Listening to: gay trance shit
I don't have a mood to describe how I feel.
Fuck you Katie Maxwell. What if I am a crazy bitch. Don't even fucking bother. You suck as a friend. You said we went down together. Seems as though your going down by yourself and bringing me with you. Your boyfriend of one day, or your best friend of fucking ever. I don't need this shit... I can't even believe that you would do this to me, your horrible. Im being real mean, but you deserve it. If you cared so fucking much about me you wouldn't do this. If your mom EVER finds out about this, do you realize what trouble I will get into. No not you Kate, me, your mom will find some dumb reason to blaim me and get me in shit. Your an asshole. Nothing can describe how mad I am at you. I don't even think we can be friends anymore, because you don't care about anyone but yourself. My parents were right. So now that your downstairs in my room, where you always fuck around and do stuff I don't even need to deal with, do me a big big favor and get the fuck outa my house.
Meagans Aunt, your a real hoe, I never EVER thought you'd abuse your a kid you love. So you know what, Meagan doesn't need to live with you and putnup with this shit. Meagan your my baby, I love you, even though I called you tonight and whined and cried you still listened, your a doll, your a genius and I love you with all my heart, and even though you couldn't do anything you were still there.

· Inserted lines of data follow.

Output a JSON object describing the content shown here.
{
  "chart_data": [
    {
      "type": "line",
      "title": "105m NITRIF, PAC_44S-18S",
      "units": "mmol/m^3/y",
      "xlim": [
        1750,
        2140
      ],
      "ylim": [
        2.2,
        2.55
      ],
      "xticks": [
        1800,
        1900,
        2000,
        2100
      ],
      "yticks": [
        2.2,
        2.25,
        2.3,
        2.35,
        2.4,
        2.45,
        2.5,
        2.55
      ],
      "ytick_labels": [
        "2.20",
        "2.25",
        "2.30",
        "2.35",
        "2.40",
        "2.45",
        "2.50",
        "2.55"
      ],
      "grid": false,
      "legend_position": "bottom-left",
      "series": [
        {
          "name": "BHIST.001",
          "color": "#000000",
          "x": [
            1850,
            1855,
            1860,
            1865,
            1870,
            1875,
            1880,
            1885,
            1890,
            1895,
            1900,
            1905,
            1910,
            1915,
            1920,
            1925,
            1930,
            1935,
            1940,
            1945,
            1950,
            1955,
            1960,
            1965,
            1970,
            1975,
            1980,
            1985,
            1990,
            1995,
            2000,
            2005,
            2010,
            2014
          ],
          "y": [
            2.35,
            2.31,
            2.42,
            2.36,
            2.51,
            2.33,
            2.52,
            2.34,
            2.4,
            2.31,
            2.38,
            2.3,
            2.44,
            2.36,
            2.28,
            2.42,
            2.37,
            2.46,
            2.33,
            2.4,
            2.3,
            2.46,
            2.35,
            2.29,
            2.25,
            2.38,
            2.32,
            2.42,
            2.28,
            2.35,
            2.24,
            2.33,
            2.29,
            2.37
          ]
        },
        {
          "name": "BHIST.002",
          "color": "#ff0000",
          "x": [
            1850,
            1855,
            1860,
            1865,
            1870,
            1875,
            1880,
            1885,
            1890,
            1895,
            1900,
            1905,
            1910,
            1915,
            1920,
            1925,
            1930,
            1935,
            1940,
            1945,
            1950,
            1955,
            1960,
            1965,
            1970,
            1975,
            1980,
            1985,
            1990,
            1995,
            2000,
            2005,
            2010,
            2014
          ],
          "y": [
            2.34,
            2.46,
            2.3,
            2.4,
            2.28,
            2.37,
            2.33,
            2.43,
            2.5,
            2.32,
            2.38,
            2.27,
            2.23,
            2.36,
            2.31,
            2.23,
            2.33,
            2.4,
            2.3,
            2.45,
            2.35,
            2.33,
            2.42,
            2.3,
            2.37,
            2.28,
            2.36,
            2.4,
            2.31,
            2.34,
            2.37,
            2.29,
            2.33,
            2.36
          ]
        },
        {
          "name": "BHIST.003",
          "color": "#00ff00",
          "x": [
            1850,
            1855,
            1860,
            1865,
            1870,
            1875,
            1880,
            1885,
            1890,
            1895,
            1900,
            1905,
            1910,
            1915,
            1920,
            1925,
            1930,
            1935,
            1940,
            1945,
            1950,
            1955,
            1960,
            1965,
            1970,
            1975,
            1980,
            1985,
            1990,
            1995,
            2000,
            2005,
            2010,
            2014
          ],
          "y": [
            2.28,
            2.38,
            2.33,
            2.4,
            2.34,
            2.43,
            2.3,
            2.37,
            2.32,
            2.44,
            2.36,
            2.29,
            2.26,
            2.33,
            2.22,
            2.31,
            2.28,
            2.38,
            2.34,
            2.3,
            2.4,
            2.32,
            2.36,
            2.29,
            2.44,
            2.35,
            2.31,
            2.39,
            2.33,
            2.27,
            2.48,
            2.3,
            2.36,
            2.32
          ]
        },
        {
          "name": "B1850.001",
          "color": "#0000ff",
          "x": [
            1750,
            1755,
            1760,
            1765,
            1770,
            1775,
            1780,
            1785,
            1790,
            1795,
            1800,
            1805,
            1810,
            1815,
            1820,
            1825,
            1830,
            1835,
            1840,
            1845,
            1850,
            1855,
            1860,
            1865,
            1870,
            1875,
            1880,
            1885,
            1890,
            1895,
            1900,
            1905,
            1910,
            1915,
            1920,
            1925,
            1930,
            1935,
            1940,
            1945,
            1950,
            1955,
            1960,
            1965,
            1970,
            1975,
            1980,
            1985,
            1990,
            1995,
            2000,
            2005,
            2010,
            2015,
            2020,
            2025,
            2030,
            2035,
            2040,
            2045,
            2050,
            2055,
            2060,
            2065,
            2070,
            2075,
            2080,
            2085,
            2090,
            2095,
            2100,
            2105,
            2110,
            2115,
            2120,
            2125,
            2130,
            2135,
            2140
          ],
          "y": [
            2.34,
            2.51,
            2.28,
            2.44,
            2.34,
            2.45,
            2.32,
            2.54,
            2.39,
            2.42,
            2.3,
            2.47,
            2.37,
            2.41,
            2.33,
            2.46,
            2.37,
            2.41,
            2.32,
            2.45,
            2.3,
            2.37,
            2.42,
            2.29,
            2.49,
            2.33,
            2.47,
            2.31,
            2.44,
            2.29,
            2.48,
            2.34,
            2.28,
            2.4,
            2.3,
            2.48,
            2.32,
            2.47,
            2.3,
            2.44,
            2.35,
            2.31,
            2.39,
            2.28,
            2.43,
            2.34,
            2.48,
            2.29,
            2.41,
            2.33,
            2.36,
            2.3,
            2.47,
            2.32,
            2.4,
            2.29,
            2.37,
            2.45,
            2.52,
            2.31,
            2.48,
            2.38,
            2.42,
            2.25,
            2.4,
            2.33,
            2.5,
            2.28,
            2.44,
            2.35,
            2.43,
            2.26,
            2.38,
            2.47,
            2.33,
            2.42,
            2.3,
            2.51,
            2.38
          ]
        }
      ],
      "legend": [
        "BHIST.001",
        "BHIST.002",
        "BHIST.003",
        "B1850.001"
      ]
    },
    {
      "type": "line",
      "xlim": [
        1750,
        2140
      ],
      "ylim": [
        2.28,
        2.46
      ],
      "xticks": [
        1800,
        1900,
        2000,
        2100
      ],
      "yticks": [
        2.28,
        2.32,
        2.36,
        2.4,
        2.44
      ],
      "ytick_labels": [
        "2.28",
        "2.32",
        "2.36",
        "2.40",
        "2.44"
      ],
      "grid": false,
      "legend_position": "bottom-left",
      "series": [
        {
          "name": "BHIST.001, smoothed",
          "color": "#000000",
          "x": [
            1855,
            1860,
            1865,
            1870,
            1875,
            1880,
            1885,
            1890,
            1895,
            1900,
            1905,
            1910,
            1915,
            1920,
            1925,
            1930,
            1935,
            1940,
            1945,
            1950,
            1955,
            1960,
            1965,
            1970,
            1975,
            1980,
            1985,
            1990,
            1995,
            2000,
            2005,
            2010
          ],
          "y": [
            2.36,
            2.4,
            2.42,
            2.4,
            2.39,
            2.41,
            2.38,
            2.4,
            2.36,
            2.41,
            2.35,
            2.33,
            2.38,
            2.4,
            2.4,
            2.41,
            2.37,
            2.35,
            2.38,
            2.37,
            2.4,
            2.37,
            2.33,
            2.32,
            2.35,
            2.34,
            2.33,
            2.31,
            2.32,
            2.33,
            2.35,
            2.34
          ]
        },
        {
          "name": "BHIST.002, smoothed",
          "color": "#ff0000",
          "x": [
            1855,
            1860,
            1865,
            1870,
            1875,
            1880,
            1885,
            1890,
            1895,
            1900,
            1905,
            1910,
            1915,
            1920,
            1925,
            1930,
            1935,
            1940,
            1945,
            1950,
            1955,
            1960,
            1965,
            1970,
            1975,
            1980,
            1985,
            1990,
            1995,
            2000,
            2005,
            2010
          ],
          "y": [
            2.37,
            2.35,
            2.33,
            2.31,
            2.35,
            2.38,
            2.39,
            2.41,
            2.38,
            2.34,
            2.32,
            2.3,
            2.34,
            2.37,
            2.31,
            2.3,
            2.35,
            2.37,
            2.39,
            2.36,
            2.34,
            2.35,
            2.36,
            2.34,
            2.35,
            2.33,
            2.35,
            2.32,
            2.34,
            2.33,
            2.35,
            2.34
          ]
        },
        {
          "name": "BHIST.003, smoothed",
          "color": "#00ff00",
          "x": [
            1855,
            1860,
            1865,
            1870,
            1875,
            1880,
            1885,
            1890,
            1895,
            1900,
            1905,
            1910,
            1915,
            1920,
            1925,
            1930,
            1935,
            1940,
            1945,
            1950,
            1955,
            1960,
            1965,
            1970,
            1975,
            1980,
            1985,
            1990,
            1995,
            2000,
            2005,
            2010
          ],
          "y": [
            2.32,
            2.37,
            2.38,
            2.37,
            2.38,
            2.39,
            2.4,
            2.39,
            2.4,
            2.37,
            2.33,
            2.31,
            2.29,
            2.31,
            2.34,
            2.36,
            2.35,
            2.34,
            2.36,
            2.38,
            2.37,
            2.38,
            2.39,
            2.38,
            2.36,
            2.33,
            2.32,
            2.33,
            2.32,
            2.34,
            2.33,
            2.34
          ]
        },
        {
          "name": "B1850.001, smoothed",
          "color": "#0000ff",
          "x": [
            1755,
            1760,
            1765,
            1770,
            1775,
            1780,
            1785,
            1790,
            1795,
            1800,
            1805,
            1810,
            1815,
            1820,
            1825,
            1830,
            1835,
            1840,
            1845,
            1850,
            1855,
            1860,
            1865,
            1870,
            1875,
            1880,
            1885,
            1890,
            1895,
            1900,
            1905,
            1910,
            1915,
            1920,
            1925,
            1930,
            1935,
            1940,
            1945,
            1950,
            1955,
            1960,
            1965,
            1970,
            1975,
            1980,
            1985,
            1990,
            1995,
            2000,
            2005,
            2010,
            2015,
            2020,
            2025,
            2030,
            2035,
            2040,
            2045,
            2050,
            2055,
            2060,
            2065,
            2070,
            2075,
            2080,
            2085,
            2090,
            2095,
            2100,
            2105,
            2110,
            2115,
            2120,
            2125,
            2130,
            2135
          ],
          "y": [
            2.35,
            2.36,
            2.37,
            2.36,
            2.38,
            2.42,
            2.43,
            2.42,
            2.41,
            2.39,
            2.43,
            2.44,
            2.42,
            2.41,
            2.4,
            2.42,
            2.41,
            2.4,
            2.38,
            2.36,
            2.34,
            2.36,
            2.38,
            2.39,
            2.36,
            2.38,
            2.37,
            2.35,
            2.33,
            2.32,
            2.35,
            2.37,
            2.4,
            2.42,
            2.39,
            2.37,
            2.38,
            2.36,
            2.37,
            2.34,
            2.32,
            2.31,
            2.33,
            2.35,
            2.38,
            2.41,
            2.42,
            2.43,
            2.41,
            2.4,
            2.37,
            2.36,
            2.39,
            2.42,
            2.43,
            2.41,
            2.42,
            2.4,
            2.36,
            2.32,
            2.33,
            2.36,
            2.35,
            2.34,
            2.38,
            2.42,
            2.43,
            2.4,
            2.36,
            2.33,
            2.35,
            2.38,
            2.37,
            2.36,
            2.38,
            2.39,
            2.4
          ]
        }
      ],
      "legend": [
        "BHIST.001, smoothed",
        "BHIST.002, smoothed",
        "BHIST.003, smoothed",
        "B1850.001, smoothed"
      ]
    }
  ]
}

I love you, and we are going to work this shit out with your Aunt, you and I may have taken the tough road now, but we're guna make it in the end trust me..Thanks for being there.. ♥
I feel so alone right now, I really hope when my parents get home they'll just be there for me.. and hug me and shit, rather then getting mad because I am so scared right now, so incredibly scared..
North boys, thank you to Justin and Jason, who were there for me tonight, because you guys are amazing, your my friends who make stuff alot easier. I love you kids, your mature and imature and without you I don't know what I'd do. I am really really blessed for friends like you guys.
Fuck this shit sucks. I don't know what to do anymore.